Your readers are following a path you’ve laid out for them. Don’t try to be a turbo tour guide and make readers traipse along too many side streets. They’ll become exhausted and collapse. On the other hand, you don’t want to whisk readers along with too many incomplete sentences. They’ll feel as if they’ve missed something. Fragments call attention to themselves; if you overdo them, you’ll annoy your readers.

Your tour group doesn’t like feeling fatigued and frustrated, so you must morph into a better tour guide. Plan your excursion carefully and plot out a manageable route. Your trip’s core should consist mostly of medium-sized sentences. Budget for a few windy detours that point out fascinating facts, and make a couple quick stops in the sentence fragment department to keep participants alert. Whatever you do, don’t fall into a monotonous medium-sized rhythm that anesthetizes your tour group.

“Medium-sized” means minuscule by Proust’s standards. Most sentences should contain no more than 40 words. Your readers don’t have a very long attention span. Back in Proust’s day, e-mail and TV didn’t exist to distract the public, so I guess readers were a hardier bunch. They probably perambulated around town a bit more, too.

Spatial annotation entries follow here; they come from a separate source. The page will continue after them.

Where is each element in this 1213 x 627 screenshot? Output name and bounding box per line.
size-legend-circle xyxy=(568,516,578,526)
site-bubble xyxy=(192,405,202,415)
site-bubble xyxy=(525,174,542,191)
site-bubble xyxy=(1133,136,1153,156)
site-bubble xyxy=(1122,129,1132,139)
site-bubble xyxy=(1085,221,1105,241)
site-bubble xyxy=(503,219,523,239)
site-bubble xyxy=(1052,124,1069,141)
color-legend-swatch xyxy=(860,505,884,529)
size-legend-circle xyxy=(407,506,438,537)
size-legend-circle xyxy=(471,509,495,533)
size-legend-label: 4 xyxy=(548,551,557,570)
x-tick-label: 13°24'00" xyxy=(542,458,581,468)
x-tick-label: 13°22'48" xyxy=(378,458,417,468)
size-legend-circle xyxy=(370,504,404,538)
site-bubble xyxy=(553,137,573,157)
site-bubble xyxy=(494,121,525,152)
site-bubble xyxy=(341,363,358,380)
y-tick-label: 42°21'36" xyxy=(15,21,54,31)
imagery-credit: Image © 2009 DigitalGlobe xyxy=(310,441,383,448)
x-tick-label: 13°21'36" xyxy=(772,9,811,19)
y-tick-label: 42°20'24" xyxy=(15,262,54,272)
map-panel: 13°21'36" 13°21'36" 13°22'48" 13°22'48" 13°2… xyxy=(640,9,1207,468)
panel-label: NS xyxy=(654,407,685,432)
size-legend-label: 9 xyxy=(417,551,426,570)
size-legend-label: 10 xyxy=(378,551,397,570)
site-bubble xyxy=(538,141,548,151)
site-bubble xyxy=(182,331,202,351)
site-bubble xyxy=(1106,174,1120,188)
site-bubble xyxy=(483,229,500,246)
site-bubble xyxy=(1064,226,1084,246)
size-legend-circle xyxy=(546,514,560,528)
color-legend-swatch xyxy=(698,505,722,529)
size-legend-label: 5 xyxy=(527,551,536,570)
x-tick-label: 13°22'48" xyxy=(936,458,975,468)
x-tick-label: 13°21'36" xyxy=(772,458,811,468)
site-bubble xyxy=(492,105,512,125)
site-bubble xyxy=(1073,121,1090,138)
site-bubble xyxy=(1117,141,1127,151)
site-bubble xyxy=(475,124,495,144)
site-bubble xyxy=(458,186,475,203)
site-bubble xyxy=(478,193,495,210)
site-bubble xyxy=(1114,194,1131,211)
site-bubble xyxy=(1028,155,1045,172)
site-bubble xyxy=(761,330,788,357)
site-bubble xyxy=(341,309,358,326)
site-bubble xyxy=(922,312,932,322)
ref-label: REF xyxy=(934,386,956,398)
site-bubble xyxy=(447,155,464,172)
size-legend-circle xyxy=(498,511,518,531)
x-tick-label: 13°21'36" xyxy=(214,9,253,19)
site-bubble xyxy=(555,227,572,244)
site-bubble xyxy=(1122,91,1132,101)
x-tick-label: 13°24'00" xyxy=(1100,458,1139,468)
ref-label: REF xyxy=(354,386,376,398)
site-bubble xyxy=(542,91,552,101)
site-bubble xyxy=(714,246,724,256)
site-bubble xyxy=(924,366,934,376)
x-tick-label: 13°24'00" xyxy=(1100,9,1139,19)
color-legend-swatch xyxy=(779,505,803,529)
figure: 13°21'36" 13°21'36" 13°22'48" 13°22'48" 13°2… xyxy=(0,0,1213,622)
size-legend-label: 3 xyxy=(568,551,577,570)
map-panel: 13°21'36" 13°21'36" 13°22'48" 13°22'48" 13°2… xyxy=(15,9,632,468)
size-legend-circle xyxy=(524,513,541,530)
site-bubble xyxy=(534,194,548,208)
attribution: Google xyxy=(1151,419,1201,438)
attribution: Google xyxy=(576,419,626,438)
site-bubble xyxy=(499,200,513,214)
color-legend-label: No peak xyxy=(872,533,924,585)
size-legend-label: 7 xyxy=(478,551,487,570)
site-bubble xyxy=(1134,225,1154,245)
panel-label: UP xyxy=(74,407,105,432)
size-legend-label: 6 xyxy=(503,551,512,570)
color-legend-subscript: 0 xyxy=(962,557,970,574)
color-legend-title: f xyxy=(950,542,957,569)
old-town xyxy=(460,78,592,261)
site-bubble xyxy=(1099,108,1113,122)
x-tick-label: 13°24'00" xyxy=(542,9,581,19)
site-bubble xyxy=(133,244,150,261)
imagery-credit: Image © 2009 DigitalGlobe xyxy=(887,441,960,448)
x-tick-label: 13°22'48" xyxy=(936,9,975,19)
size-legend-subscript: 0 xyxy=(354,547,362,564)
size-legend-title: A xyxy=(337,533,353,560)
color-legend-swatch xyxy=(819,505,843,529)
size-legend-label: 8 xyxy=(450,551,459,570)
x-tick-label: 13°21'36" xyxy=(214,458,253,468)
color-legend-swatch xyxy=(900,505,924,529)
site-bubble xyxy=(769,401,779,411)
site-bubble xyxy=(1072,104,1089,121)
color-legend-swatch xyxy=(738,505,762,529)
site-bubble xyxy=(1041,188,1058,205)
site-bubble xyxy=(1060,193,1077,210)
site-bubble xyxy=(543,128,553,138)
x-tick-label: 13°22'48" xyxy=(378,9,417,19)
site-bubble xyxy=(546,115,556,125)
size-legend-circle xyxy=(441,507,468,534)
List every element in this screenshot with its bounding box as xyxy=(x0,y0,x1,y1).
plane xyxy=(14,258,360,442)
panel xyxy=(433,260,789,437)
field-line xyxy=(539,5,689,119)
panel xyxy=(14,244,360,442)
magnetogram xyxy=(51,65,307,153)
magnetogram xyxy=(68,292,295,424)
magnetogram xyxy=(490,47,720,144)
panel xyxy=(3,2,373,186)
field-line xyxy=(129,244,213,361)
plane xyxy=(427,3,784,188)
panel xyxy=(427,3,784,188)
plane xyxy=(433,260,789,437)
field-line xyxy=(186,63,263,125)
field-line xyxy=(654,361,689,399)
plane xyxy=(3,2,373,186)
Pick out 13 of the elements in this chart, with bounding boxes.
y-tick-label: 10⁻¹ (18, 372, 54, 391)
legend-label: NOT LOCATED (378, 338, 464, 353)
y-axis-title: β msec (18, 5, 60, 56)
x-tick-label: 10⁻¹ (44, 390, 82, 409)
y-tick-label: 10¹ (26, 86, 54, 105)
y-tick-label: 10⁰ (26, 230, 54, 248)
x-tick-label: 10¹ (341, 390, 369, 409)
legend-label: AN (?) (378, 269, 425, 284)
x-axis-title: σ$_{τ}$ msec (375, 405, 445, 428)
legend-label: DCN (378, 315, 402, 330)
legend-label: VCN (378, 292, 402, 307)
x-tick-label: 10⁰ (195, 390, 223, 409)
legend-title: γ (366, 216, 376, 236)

I hope you’ve resolved to tame your inner Proust. It’s actually quite easy to spot long sentences (and fragments). Even Microsoft Word’s grammar checker notices them and places a squiggly line under both kinds of imperfect sentences. The program isn’t very helpful, though; it says, “Long Sentence (no suggestions)” or “Fragment (no suggestions).”

Well, I have a couple of suggestions. First, if the grammar checker has filled your screen with squiggly lines, your sentences are too long. Pay attention to the computer. It won’t fix your long sentences but it will help you identify them. Second, if you read your sentence but can’t remember the beginning, the sentence is too long. Have a madeleine while you rest and refresh your memory. After your tummy is full, you can chop up your sentence into manageable bits.

The best way to cut down a super-long sentence is to figure out your main points. (You’ve probably crammed two or three main points into your long sentence.) Once you remember what they are, highlight each one with its own medium-sized sentence. Then deal with your leftover crumbs. Once you’ve allotted everything to its proper location on your tour, make sure everything fits together seamlessly. Then you can rest. Your feet are probably pretty tired.